Brasília - O crescimento no número de transplantes perdeu fôlego com a crise econômica e deve crescer em ritmo menor que o número de doadores. A projeção do Ministério da saúde para este ano é de que o transplante de órgãos sólidos caia de 7.772 para 7.550 em relação ao ano passado. Esta é a primeira queda desde 2005. Os dados foram apresentados no sábado (17) no lançamento nacional de Doação de Órgãos na Casa Brasil, zona portuária do Rio de Janeiro. A campanha brasileira coincide com a da campanha mundial de doação de sangue.

A coordenadora do Sistema Nacional de Transplante, Rosana Rios Nothem, explicou que, apesar da diminuição desse tipo de transplantes, o crescimento segue sustentável. A projeção do Ministério da Saúde para este ano é 24.182 transplantes, 600 a mais que em 2015. Em 2014, foram 23.227.

"Em um contexto de crise é perfeitamente esperado, os estados estão passando por dificuldades, qualquer modalidade assistencial acaba sofrendo algum revés. E o transplante é uma modalidade assistencial cara, de difícil absorção tecnológica", disse.

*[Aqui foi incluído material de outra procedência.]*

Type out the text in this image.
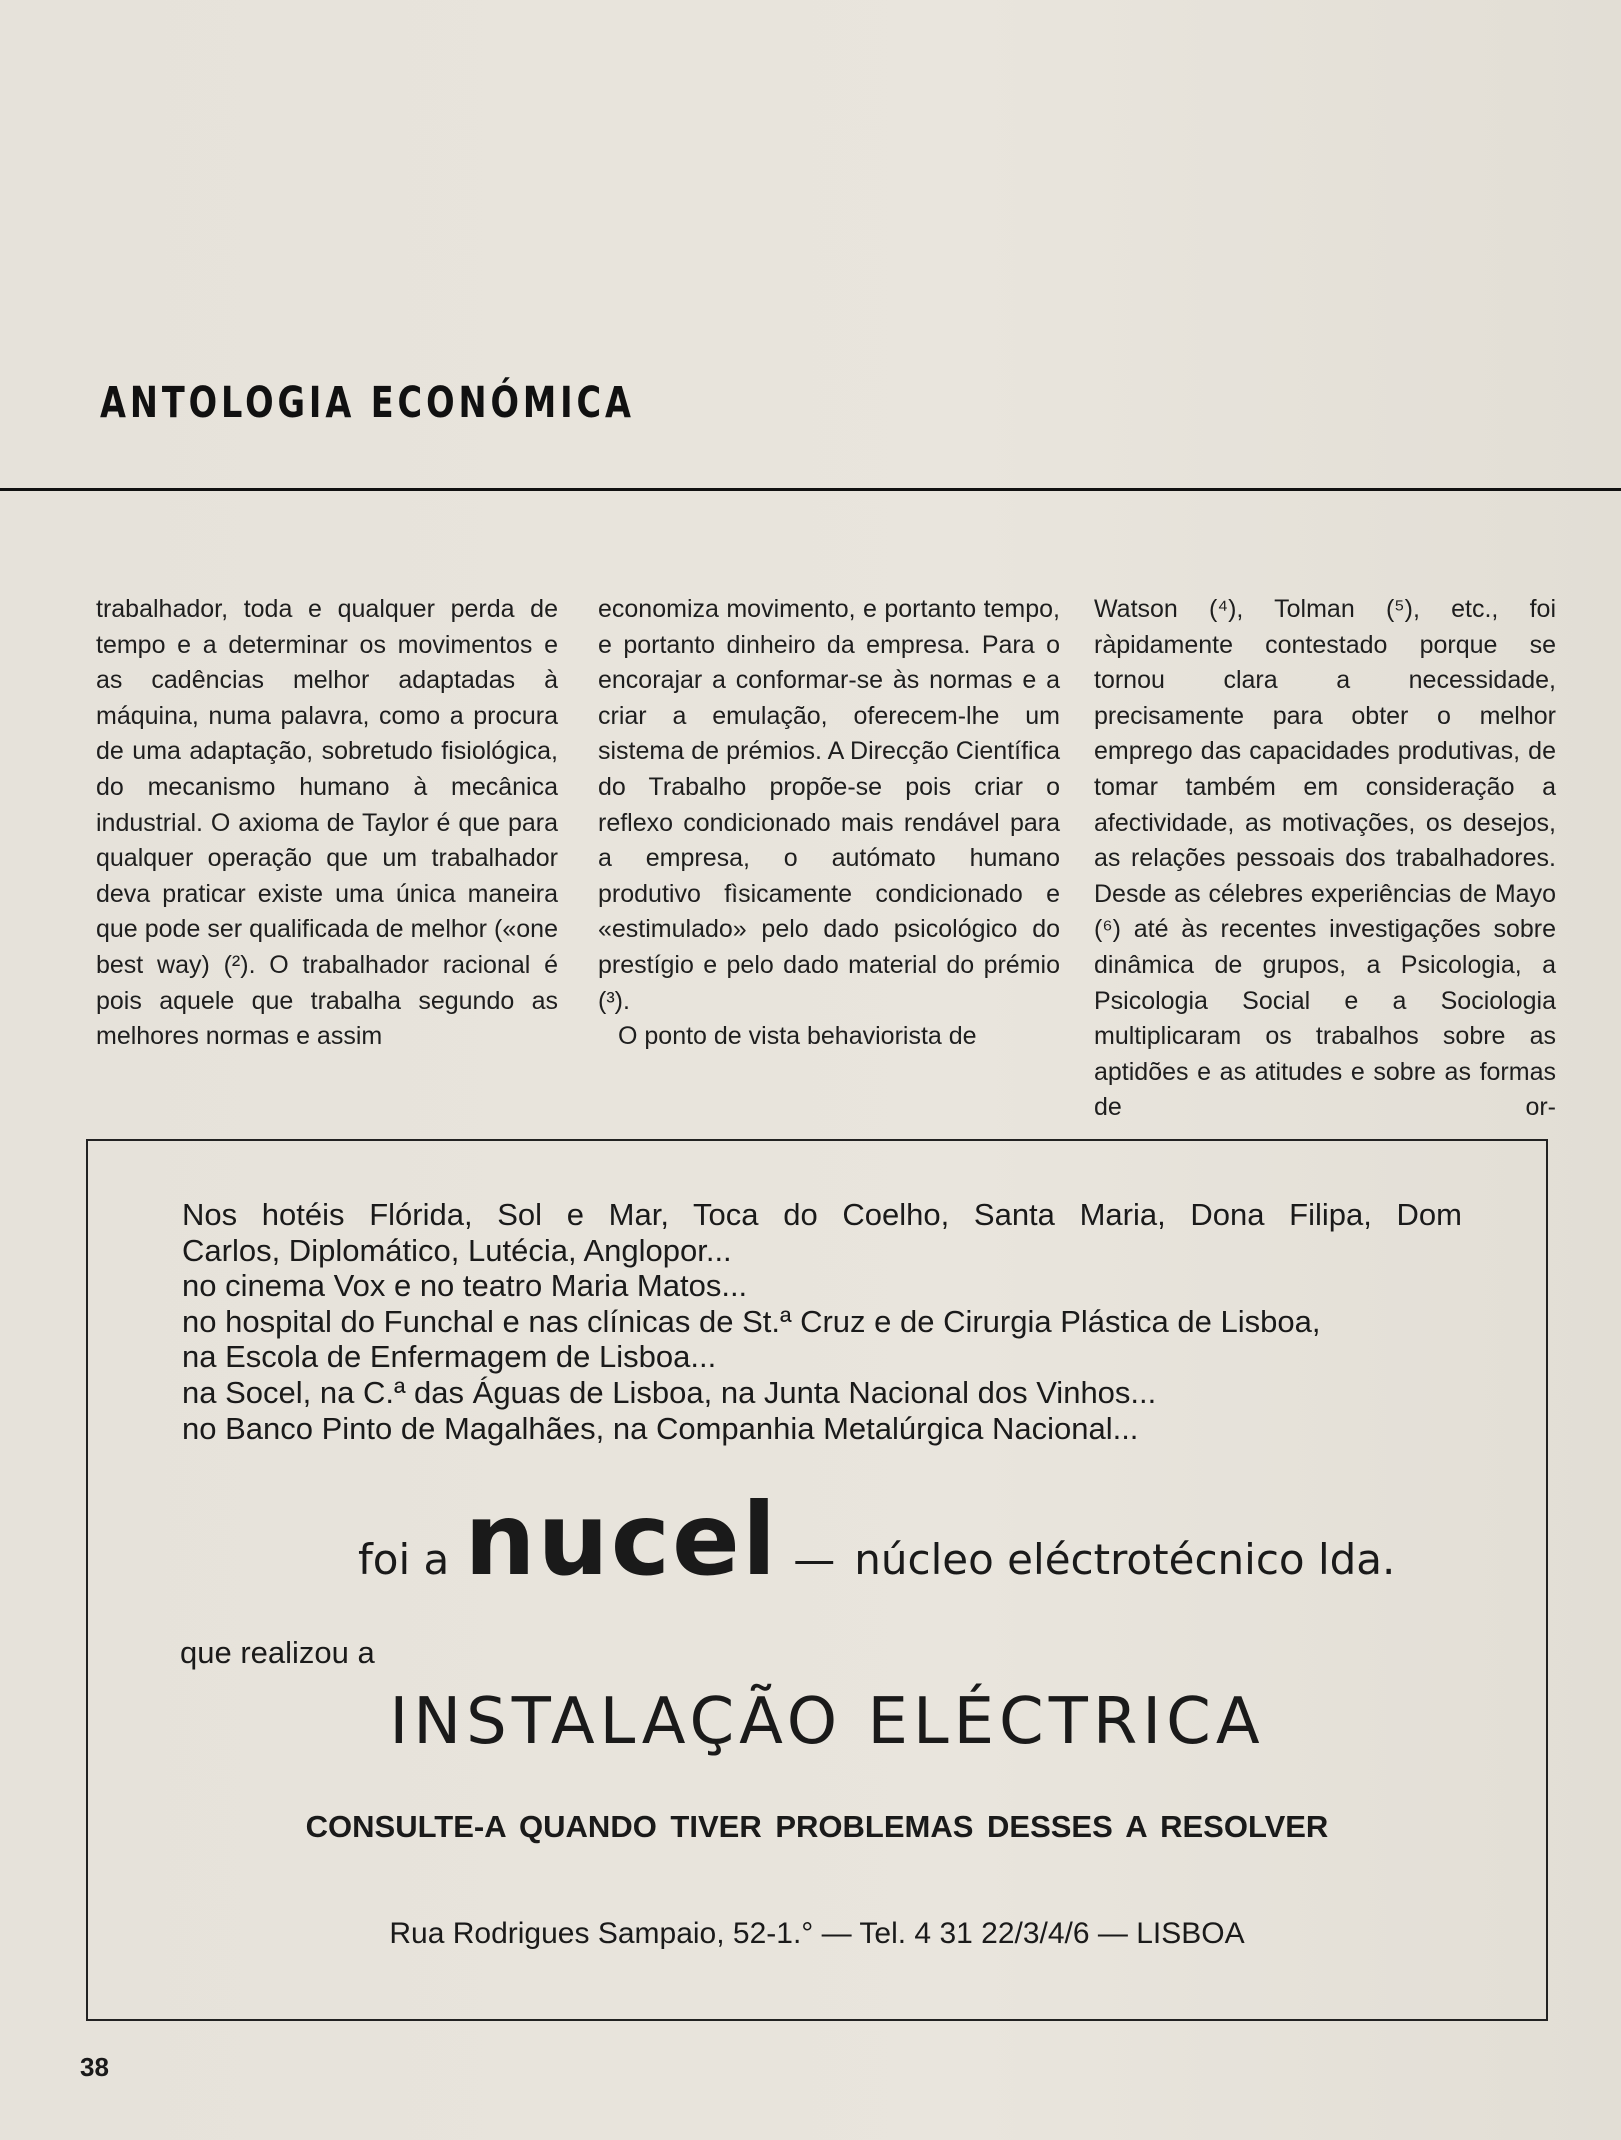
ANTOLOGIA ECONÓMICA

trabalhador, toda e qualquer perda de tempo e a determinar os movimentos e as cadências melhor adaptadas à máquina, numa palavra, como a procura de uma adaptação, sobretudo fisiológica, do mecanismo humano à mecânica industrial. O axioma de Taylor é que para qualquer operação que um trabalhador deva praticar existe uma única maneira que pode ser qualificada de melhor («one best way) (²). O trabalhador racional é pois aquele que trabalha segundo as melhores normas e assim

economiza movimento, e portanto tempo, e portanto dinheiro da empresa. Para o encorajar a conformar-se às normas e a criar a emulação, oferecem-lhe um sistema de prémios. A Direcção Científica do Trabalho propõe-se pois criar o reflexo condicionado mais rendável para a empresa, o autómato humano produtivo fìsicamente condicionado e «estimulado» pelo dado psicológico do prestígio e pelo dado material do prémio (³).

O ponto de vista behaviorista de

Watson (⁴), Tolman (⁵), etc., foi ràpidamente contestado porque se tornou clara a necessidade, precisamente para obter o melhor emprego das capacidades produtivas, de tomar também em consideração a afectividade, as motivações, os desejos, as relações pessoais dos trabalhadores. Desde as célebres experiências de Mayo (⁶) até às recentes investigações sobre dinâmica de grupos, a Psicologia, a Psicologia Social e a Sociologia multiplicaram os trabalhos sobre as aptidões e as atitudes e sobre as formas de or-

Nos hotéis Flórida, Sol e Mar, Toca do Coelho, Santa Maria, Dona Filipa, Dom
Carlos, Diplomático, Lutécia, Anglopor...
no cinema Vox e no teatro Maria Matos...
no hospital do Funchal e nas clínicas de St.ª Cruz e de Cirurgia Plástica de Lisboa,
na Escola de Enfermagem de Lisboa...
na Socel, na C.ª das Águas de Lisboa, na Junta Nacional dos Vinhos...
no Banco Pinto de Magalhães, na Companhia Metalúrgica Nacional...
foi a nucel — núcleo eléctrotécnico lda.
que realizou a
INSTALAÇÃO ELÉCTRICA
CONSULTE-A QUANDO TIVER PROBLEMAS DESSES A RESOLVER
Rua Rodrigues Sampaio, 52-1.° — Tel. 4 31 22/3/4/6 — LISBOA
38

Cerca de 42.523 mil pessoas aguardavam na fila para transplante até 30 de junho deste ano. Em 2015 havia 41.236 pessoas na lista de espera.

"Provavelmente os transplantes que demandam tecnologias mais avançadas estão tendo mais dificuldade de serem feitos. Leitos foram fechados em alguns estados e os hospitais de ponta acabaram mais demandados. A capacidade instalada talvez não tenha se conseguido manter por conta dessa situação mais crítica de desabastecimento dos hospitais", disse. "Isso faz com que a gente tenha que aperfeiçoar as estratégias de cuidado do doador, pois quanto melhor for o órgão que entregarmos, mais tranquilo será para o sistema de saúde administrar esse transplante e o pós-operatório desse transplante".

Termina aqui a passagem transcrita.